Il protagonista del libro è il poeta francese Charles Baudelaire, da cui inizia la moderna poesia europea, autore dei Fiori del Male, una delle opere capitali nella storia della letteratura mondiale. Il poeta viene raccontato in queste pagine nei suoi vizi, nei suoi amori, nelle sue follie, nel suo disperato e nascosto spirito religioso, con una particolare attenzione alla sua storia con Jeanne Duval, la “negresse”, la cantante e ballerina meticcia, che fu la più importante, contraddittoria, cupa passione d’amore della sua vita. Nel libro, viene dato risalto anche al viaggio nell’Oceano Indiano di Baudelaire, che la madre e il patrigno volevano allontanare da Parigi e dalla vita scialacquatrice e viziosa che vi conduceva. Ma invece di arrivare a Calcutta, Baudelaire sbarcò a Mauritius, ci stette un mese, e gli bastò per essere sedotto dal colore scuro della pelle delle donne e dai superbi palmizi che poi ricompariranno nella sua poesia.
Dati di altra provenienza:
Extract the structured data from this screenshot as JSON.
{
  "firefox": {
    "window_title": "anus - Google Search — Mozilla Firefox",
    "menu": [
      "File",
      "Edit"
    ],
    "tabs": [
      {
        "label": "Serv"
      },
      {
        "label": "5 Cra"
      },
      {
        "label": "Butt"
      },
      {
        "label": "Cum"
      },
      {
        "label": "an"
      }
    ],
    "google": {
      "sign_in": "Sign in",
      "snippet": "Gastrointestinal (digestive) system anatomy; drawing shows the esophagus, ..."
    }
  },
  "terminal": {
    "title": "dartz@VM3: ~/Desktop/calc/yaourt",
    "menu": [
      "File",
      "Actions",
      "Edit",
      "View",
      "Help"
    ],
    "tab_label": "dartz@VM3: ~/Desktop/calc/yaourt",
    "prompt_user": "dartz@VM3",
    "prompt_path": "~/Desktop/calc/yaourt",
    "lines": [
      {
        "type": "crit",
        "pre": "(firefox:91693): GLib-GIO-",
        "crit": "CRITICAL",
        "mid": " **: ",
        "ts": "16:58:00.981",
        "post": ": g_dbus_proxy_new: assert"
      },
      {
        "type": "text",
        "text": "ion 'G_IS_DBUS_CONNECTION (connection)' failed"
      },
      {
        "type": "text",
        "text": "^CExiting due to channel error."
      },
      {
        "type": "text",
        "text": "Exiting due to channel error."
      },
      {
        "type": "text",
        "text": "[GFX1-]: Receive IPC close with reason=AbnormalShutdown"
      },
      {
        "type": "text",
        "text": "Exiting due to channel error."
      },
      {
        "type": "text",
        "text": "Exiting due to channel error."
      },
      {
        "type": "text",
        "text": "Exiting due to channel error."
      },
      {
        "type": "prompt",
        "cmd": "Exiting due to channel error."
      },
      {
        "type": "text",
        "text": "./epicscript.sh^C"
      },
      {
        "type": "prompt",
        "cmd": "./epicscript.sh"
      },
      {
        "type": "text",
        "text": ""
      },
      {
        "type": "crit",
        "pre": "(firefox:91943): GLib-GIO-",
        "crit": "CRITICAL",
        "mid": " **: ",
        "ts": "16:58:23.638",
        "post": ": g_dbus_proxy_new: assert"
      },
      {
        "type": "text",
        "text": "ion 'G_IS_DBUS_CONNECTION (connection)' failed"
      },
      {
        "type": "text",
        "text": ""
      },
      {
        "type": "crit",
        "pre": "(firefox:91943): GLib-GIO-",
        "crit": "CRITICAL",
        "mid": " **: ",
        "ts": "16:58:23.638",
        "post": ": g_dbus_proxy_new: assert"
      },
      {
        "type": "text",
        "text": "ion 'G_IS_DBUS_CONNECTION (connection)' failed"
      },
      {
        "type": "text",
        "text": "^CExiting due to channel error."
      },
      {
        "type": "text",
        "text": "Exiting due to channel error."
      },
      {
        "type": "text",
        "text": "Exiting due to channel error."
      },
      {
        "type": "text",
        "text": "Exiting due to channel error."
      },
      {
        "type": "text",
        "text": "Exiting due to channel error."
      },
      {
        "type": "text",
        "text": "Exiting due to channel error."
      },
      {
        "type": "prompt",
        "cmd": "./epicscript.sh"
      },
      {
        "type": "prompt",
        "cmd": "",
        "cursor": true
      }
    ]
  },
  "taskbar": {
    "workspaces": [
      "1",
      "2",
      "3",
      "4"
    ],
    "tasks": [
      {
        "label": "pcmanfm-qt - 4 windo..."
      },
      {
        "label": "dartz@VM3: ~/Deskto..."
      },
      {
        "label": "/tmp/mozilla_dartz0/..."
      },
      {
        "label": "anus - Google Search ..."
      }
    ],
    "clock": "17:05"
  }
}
E si parla del Baudelaire sulle barricate del 48, dell’incontro con Victor Hugo a Parigi, un po’ ritoccato dall’immaginazione, sino alla morte tra le braccia della madre e al suo funerale, che ebbe qualche momento quasi di magia divina. Un altro nascosto protagonista del libro sono io adolescente, quando mi capitò di leggere Baudelaire, favoleggiai su Jeanne a lungo (era vero che il poeta scriveva in inchiostro verde sulla sua pelle?), decisi di imparare il francese per sentire meglio il ritmo dei suoi versi, e cominciai a desiderare con tutto il cuore di dedicare la mia vita alla poesia. È dunque (in parte, ma non tanto) un libro autobiografico. E l’attenzione riservata a “Il Cigno”, è uno scavo non soltanto nella poesia di Baudelaire, ma anche nella formazione della mia poetica mitica e metaforica cui sono rimasto fedele. Un terzo minore protagonista è Sartre, il filosofo esistenzialista autore di un libro su Baudelaire discutibile certo ma per me fondamentale in quanto lo lessi in parallelo a Baudelaire stesso.

Cosa?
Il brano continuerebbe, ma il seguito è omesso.